Dr. Alissa S. Crans has been recognized nationally for her enthusiastic ability to share and communicate mathematics, having been honored with the Hasse Prize for expository writing on mathematics, as well as with the 2011 Henry L. Alder Award for distinguished teaching by a beginning college or university mathematics faculty member. She has been invited to speak at MoMath and in various lecture series including the MAA Distinguished Lecture and Bay Area Mathematics Adventures, as well as at numerous mathematical days for undergraduates. She is known for her active mentoring and support of women mathematicians and is dedicated to helping students increase their appreciation and enthusiasm for the discipline. She proselytizes about math in settings that range from the California Academy of Sciences to public school classrooms. She is Associate Professor of Mathematics at Loyola Marymount University, where her research interests lie in the field of higher-dimensional algebra.
2017 Festival – Patterns + Women = Figures in Mathematics
How many mathematicians can you name? How many female mathematicians were on your list? Come be introduced to Grace Chisholm Young, a prominent female mathematician known for the mathematics textbooks for children she co-authored with her husband. Together, we’ll discover an equation in their book about geometry, known as “Euler’s Formula,” that relates the number of vertices, edges, and faces of a given polyhedron.
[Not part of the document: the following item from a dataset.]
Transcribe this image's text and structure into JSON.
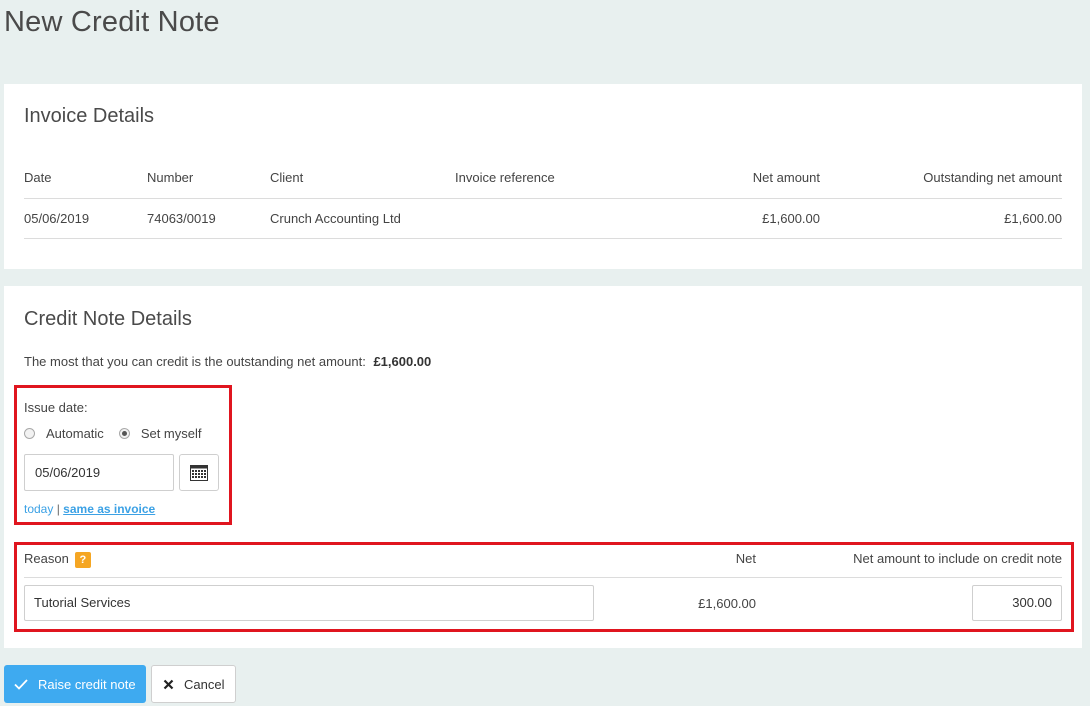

This interactive talk is aimed at middle school girls, but all are welcome to enjoy!
2017 Festival – A Surreptitious Sequence: The Catalan Numbers
Many of us are familiar with famous sequences of numbers such as the odd numbers 1, 3, 5, 7, …, perfect squares 1, 4, 9, 16, 25, …, Fibonacci sequence 1, 1, 2, 3, 5, 8, … ,or the triangular numbers 1, 3, 6, 10, 15, … But what about the sequence 1, 1, 2, 5, 14, …? First described by Euler in the 1700s and made famous by Belgian mathematician Eugene Catalan 100 years later, these “Catalan numbers” take on a variety of different guises as they provide the solution to numerous problems throughout mathematics.